EN EL JARDÍN DEL BOBOLI
Los domingos por la mañana Florencia presenta el aire de una ciudad de provincia. También nuestra Ginebra es provinciana. Las dos tienen algo de ciudades pequeñas y de ciudades cosmopolitas; pero Ginebra vive dentro de la civilización y el cosmopolitismo como en cosa propia, y en cambio Florencia, en el ambiente de hoy se deshace; es el palacio principesco convertido en hotel.
Aquí las mañanas domingueras la gente sale a la calle vestida de día de fiesta; entra y sale a oír misa; los señoritos se reúnen en los atrios de las iglesias para ver pasar a las muchachas; las familias se detienen en las pastelerías y los señores van después a su casa llevando en la mano un paquetito blanco con dulces.

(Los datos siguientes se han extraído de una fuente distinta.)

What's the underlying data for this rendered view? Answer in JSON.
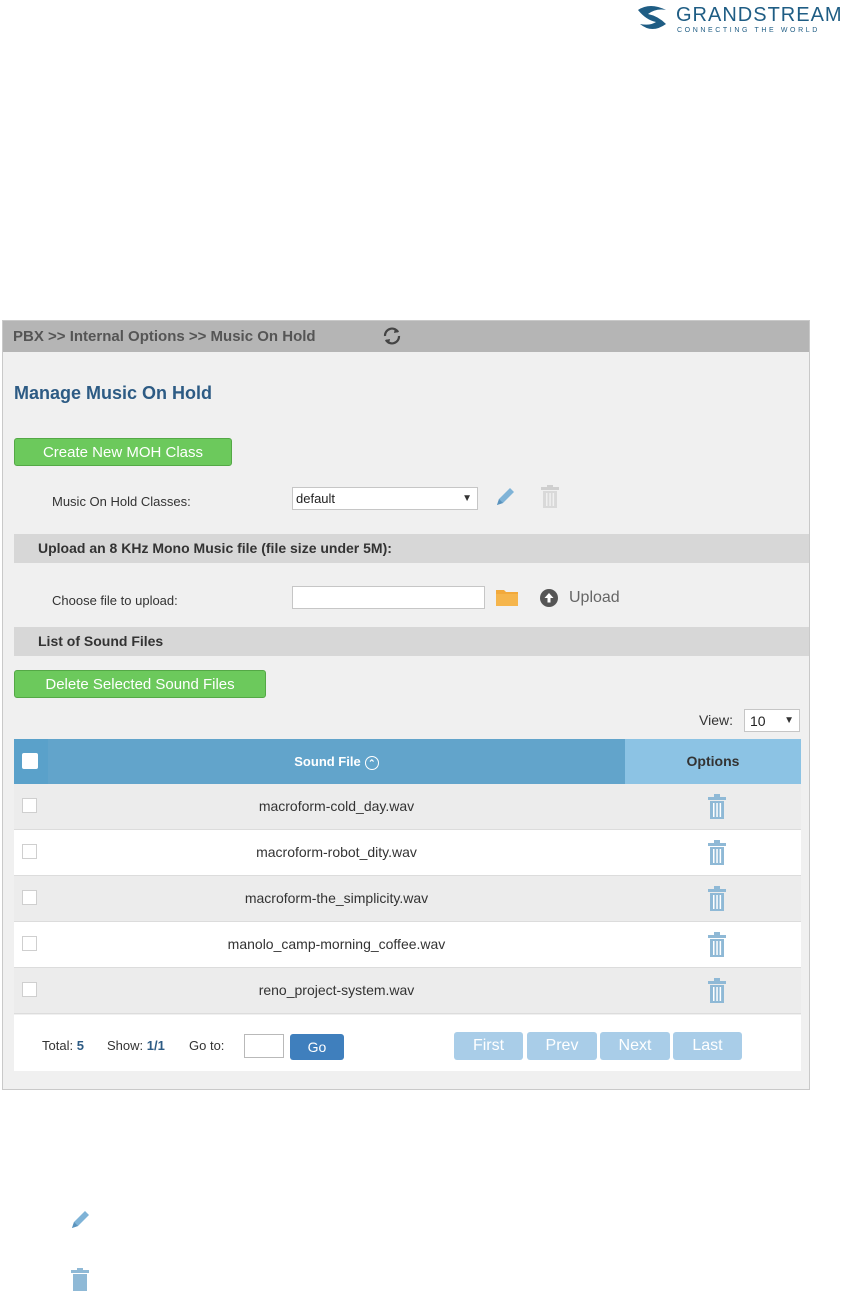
{
  "logo": {
    "name": "GRANDSTREAM",
    "tagline": "CONNECTING THE WORLD",
    "accent": "#1f5d84"
  },
  "breadcrumb": "PBX >> Internal Options >> Music On Hold",
  "page_title": "Manage Music On Hold",
  "create_button": "Create New MOH Class",
  "moh_classes": {
    "label": "Music On Hold Classes:",
    "selected": "default"
  },
  "upload_section": {
    "title": "Upload an 8 KHz Mono Music file (file size under 5M):",
    "choose_label": "Choose file to upload:",
    "upload_label": "Upload"
  },
  "list_section": {
    "title": "List of Sound Files"
  },
  "delete_button": "Delete Selected Sound Files",
  "view": {
    "label": "View:",
    "selected": "10"
  },
  "table": {
    "col_file": "Sound File",
    "col_options": "Options",
    "rows": [
      "macroform-cold_day.wav",
      "macroform-robot_dity.wav",
      "macroform-the_simplicity.wav",
      "manolo_camp-morning_coffee.wav",
      "reno_project-system.wav"
    ]
  },
  "pagination": {
    "total_label": "Total:",
    "total": "5",
    "show_label": "Show:",
    "show": "1/1",
    "goto_label": "Go to:",
    "go": "Go",
    "first": "First",
    "prev": "Prev",
    "next": "Next",
    "last": "Last"
  },
  "colors": {
    "button_green": "#6cc95c",
    "header_blue": "#62a4cb",
    "options_blue": "#8cc3e4",
    "pager_blue": "#a9cde8"
  }
}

Por las tardes la ciudad ofrece un aspecto melancólico; las tiendas están cerradas, los cafés del centro llenos; pasan los coches llevando gente a la Casacine y los tranvías salen para los alrededores.

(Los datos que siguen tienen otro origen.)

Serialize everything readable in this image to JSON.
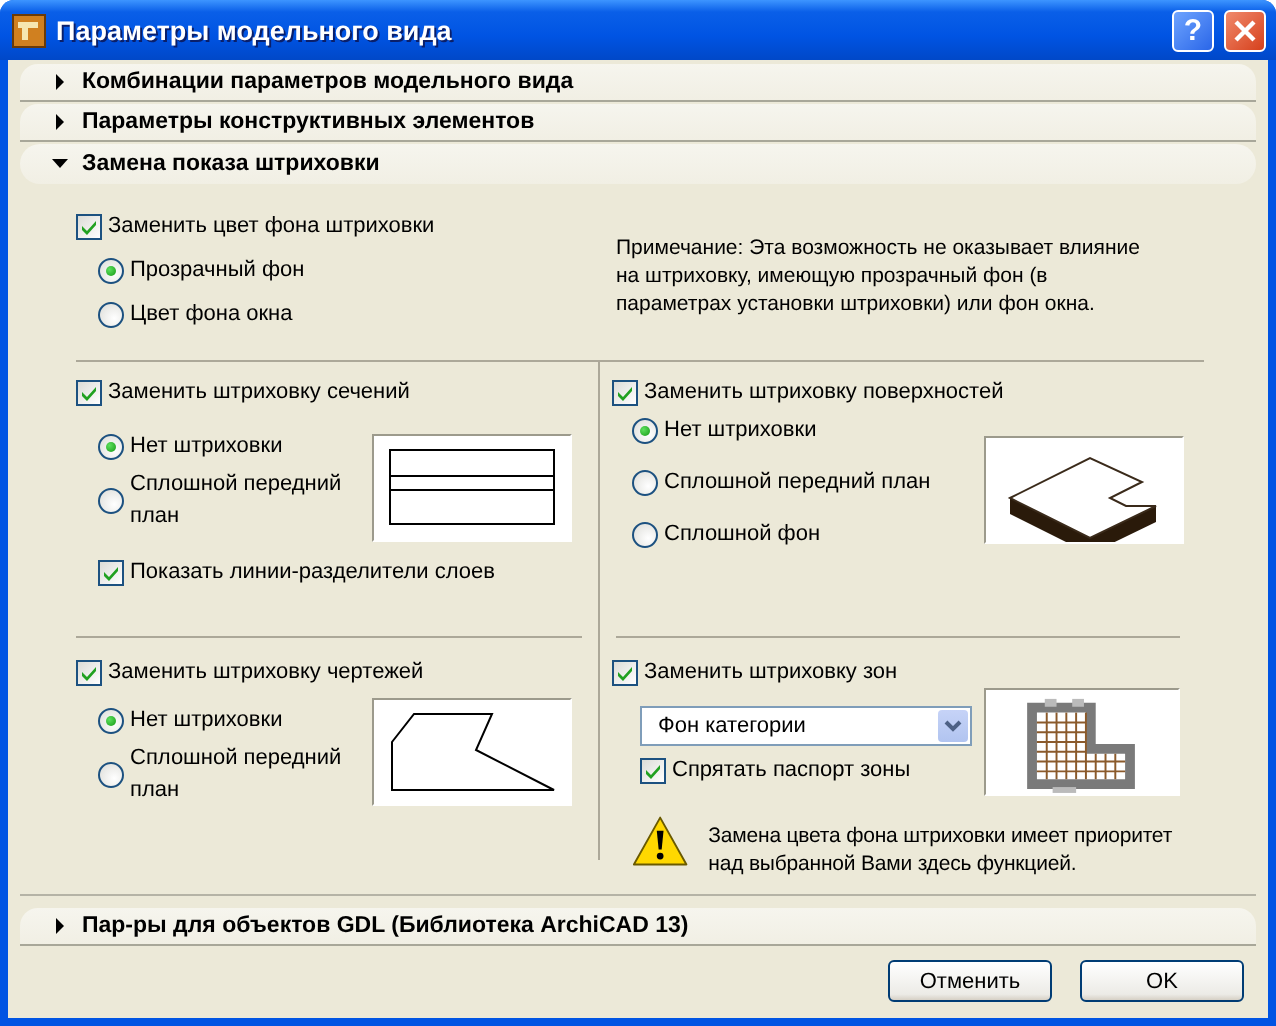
{
  "window": {
    "title": "Параметры модельного вида",
    "help": "?"
  },
  "sections": [
    {
      "label": "Комбинации параметров модельного вида",
      "expanded": false
    },
    {
      "label": "Параметры конструктивных элементов",
      "expanded": false
    },
    {
      "label": "Замена показа штриховки",
      "expanded": true
    }
  ],
  "background": {
    "checkbox": {
      "label": "Заменить цвет фона штриховки",
      "checked": true
    },
    "options": [
      {
        "label": "Прозрачный фон",
        "selected": true
      },
      {
        "label": "Цвет фона окна",
        "selected": false
      }
    ],
    "note": "Примечание: Эта возможность не оказывает влияние на штриховку, имеющую прозрачный фон (в параметрах установки штриховки) или фон окна."
  },
  "cut_fills": {
    "checkbox": {
      "label": "Заменить штриховку сечений",
      "checked": true
    },
    "options": [
      {
        "label": "Нет штриховки",
        "selected": true
      },
      {
        "label": "Сплошной передний план",
        "selected": false
      }
    ],
    "separator_lines": {
      "label": "Показать линии-разделители слоев",
      "checked": true
    }
  },
  "cover_fills": {
    "checkbox": {
      "label": "Заменить штриховку поверхностей",
      "checked": true
    },
    "options": [
      {
        "label": "Нет штриховки",
        "selected": true
      },
      {
        "label": "Сплошной передний план",
        "selected": false
      },
      {
        "label": "Сплошной фон",
        "selected": false
      }
    ]
  },
  "drafting_fills": {
    "checkbox": {
      "label": "Заменить штриховку чертежей",
      "checked": true
    },
    "options": [
      {
        "label": "Нет штриховки",
        "selected": true
      },
      {
        "label": "Сплошной передний план",
        "selected": false
      }
    ]
  },
  "zone_fills": {
    "checkbox": {
      "label": "Заменить штриховку зон",
      "checked": true
    },
    "dropdown": {
      "value": "Фон категории"
    },
    "hide_stamp": {
      "label": "Спрятать паспорт зоны",
      "checked": true
    },
    "warning": "Замена цвета фона штриховки имеет приоритет над выбранной Вами здесь функцией."
  },
  "gdl_section": {
    "label": "Пар-ры для объектов GDL (Библиотека ArchiCAD 13)",
    "expanded": false
  },
  "buttons": [
    "Отменить",
    "OK"
  ]
}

En las calles algo extraviadas la soledad es completa; no se ve a nadie y los viejos caserones de piedra, de construcción casi ciclópea, toman en este ambiente de tristeza un carácter verdaderamente serio y terrible. En algunos palacios, entre los sillares sin labrar, hay filas de argollas y anillos de hierro que en otra época debían servir para sujetar los hachones e iluminar la calle.
Por el empedrado, de grandes losas, pasa de cuando en cuando un ciclista en su bicicleta, y algún gato pacífico le mira correr, acurrucado, desde la escalera de un portal…

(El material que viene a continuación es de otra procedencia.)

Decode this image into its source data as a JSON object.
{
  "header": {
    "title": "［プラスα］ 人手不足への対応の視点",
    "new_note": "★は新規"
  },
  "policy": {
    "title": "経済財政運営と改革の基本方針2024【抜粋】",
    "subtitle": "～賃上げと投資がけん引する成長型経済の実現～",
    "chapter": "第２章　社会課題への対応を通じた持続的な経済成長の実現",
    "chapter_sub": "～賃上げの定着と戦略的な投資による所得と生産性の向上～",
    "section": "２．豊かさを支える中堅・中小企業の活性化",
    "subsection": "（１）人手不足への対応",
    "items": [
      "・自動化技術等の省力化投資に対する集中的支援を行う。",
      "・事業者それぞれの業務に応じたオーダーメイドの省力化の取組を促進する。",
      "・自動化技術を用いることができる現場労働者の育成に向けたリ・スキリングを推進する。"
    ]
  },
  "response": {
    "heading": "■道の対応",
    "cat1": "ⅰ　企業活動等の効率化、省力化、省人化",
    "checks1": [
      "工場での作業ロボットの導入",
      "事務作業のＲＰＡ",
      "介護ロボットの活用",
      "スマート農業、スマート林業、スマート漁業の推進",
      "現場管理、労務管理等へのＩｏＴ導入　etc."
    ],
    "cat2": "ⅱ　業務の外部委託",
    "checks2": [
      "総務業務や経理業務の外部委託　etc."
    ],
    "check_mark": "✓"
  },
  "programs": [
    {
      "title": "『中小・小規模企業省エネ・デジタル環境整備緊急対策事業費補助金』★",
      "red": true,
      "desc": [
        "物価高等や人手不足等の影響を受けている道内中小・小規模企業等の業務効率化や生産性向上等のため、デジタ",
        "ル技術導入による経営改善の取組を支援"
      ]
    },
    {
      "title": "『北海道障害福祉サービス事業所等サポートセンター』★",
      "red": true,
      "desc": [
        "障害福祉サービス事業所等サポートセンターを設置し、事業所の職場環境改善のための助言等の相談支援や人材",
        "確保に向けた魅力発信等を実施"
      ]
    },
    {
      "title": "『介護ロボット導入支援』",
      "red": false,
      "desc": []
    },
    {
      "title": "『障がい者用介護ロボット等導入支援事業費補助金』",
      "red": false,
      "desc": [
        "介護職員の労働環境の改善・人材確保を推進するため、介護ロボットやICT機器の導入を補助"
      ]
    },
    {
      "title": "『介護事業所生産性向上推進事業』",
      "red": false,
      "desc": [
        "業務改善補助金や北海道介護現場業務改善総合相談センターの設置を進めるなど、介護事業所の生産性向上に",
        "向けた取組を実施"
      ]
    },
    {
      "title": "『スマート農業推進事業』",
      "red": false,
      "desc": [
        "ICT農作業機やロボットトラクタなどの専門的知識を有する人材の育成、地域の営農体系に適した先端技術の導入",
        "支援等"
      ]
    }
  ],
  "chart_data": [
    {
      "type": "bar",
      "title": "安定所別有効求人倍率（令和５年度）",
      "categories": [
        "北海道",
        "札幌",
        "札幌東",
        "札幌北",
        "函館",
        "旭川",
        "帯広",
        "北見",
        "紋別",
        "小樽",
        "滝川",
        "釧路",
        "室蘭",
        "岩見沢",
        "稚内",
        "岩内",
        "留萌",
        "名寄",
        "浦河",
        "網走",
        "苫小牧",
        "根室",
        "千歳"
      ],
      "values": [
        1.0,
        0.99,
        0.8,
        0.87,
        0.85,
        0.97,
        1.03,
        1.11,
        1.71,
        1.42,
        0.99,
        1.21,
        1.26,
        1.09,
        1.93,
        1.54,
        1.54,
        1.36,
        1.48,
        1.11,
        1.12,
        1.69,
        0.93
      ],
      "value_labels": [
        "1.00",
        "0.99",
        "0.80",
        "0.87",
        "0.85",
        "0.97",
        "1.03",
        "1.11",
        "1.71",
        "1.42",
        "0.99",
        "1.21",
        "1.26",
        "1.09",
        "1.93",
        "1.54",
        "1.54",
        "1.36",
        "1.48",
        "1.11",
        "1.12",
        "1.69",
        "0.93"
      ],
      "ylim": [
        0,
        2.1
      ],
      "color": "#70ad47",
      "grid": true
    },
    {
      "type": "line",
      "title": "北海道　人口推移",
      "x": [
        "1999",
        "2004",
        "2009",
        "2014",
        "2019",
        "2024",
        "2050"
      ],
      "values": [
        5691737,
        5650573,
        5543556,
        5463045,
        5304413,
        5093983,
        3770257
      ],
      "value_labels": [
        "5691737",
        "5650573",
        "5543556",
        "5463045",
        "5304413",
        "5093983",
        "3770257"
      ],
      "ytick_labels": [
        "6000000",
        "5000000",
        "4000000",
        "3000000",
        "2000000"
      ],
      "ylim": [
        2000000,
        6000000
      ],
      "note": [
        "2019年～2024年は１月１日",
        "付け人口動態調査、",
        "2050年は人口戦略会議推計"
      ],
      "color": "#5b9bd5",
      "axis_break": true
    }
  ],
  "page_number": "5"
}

Por la mañana he andado hoy a la ventura por estos callejones estrechos y tortuosos, oscuros y negros. En algunos sitios me sorprende un olor a campo, un olor de paja y hierba seca que me transporta con la imaginación a nuestra finca de Moscú.
Me encuentro, luego de haber andado un momento perdida, en el Puente Viejo. Todas sus tiendas están hoy cerradas. Después de comer; María Karolyi, la muchacha húngara, me propone que vayamos juntas al jardín del Boboli. Tomamos un coche y subimos ella, Olga, la niñera y yo.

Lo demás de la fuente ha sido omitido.